This hearty Catalan soup consists of a clear broth cooked with a mixture of seasonal vegetables, large pasta shells, and one main meatball. The traditional way to eat the soup is to start by eating the clear broth on its own, before being served the vegetables and meat on a plate afterwards. At Christmas, the meatball, or pilota, is usually made from a mixture of lamb, pork, beef, and chicken.
This Spanish version of nougat comes in a variety of textures and flavors and is a must at any big meal over the holiday season. Turrón can be either hard and brittle (known as Turrón de Valencia) or soft and chewy (known as Turrón de Jijona), and is made from a mixture of honey, sugar, eggs and nuts such as almonds or pistachios.
These sweet treats originate from Andalusia and are particularly popular over the holiday season. Mantecados refers to a number of shortbread biscuits that are made using fat from Iberian pigs, of which polverones are a particularly crumbly type. The history behind this tradition is grimly that during the Spanish Inquisition a decree was passed ordering that the sweets be made using only pork fat to detect Muslims and Jews in hiding.
This colorful cake is typically eaten on January 6th to celebrate the Epiphany and is eaten across Spain and certain parts of South America.

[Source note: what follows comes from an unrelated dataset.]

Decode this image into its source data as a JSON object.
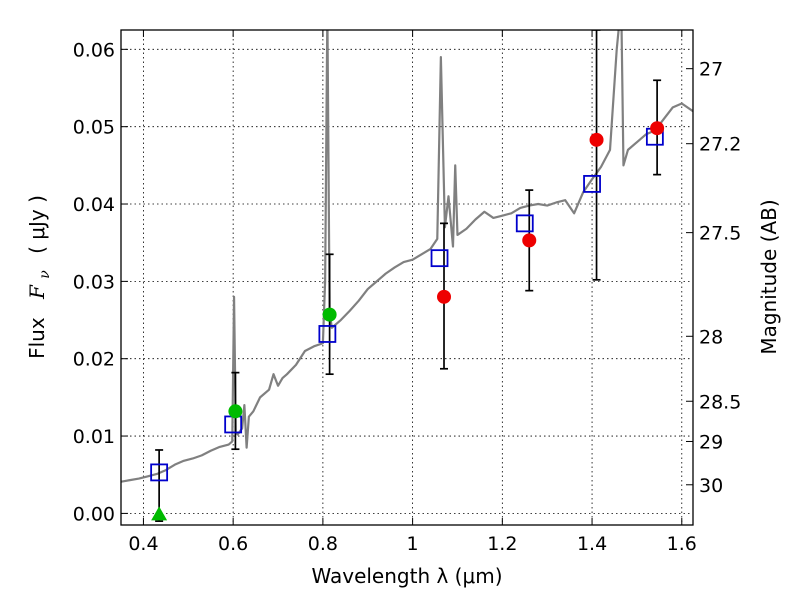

The circular pastry is filled with cream and then topped with candied fruits and nuts. The tradition calls for a small figure of baby Jesus to be placed inside the cake, and whoever finds it is to be named King or Queen for the day. However a dried fava bean is also placed inside, and whoever finds that must pay for next year’s cake.
While seafood features heavily in the Spanish diet all year round, during the holiday season it’s particularly common to feast on large seafood platters shared with the entire family. Prawns and mussels are the basic givens, while specialities such as the small shellfish tallarinas or the claw-shaped goose barnacle make for special treats. It is also very common to make a rich seafood soup known as Sopa de Marisco, typically made using saffron, which gives it a warm, rich flavor.

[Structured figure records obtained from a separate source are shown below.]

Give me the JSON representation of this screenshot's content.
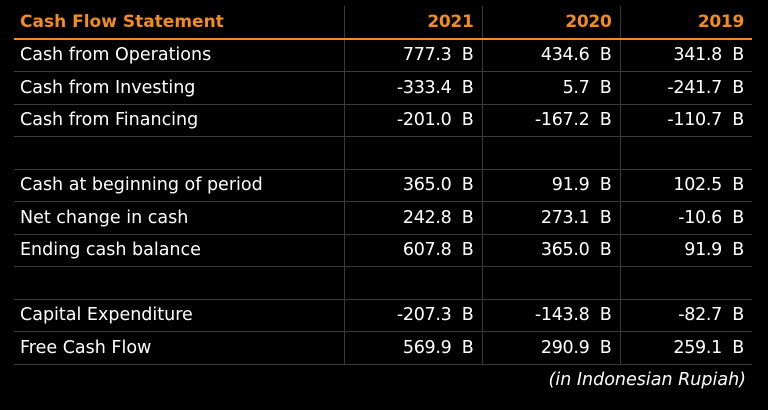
{
  "table": {
    "title": "Cash Flow Statement",
    "years": [
      "2021",
      "2020",
      "2019"
    ],
    "unit": "B",
    "groups": [
      [
        {
          "label": "Cash from Operations",
          "values": [
            "777.3",
            "434.6",
            "341.8"
          ]
        },
        {
          "label": "Cash from Investing",
          "values": [
            "-333.4",
            "5.7",
            "-241.7"
          ]
        },
        {
          "label": "Cash from Financing",
          "values": [
            "-201.0",
            "-167.2",
            "-110.7"
          ]
        }
      ],
      [
        {
          "label": "Cash at beginning of period",
          "values": [
            "365.0",
            "91.9",
            "102.5"
          ]
        },
        {
          "label": "Net change in cash",
          "values": [
            "242.8",
            "273.1",
            "-10.6"
          ]
        },
        {
          "label": "Ending cash balance",
          "values": [
            "607.8",
            "365.0",
            "91.9"
          ]
        }
      ],
      [
        {
          "label": "Capital Expenditure",
          "values": [
            "-207.3",
            "-143.8",
            "-82.7"
          ]
        },
        {
          "label": "Free Cash Flow",
          "values": [
            "569.9",
            "290.9",
            "259.1"
          ]
        }
      ]
    ],
    "note": "(in Indonesian Rupiah)"
  },
  "colors": {
    "background": "#000000",
    "header_accent": "#f28c1c",
    "text": "#ffffff",
    "grid": "#3a3a3a"
  }
}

There’s no better way to finish a holiday feast but with a bite of turrón, a polverón and a glass of sweet sherry, known as Jerez Dulce. These types of sherry are made from a blend of Moscatell and Pedro Ximenez grapes and range from the slightly sweet and oaky to a nearly syrupy consistency. To be called Jerez, the sherry must be produced within a specific area around the Andalusian town of Jerez de la Frontera, where this fortified wine first originated.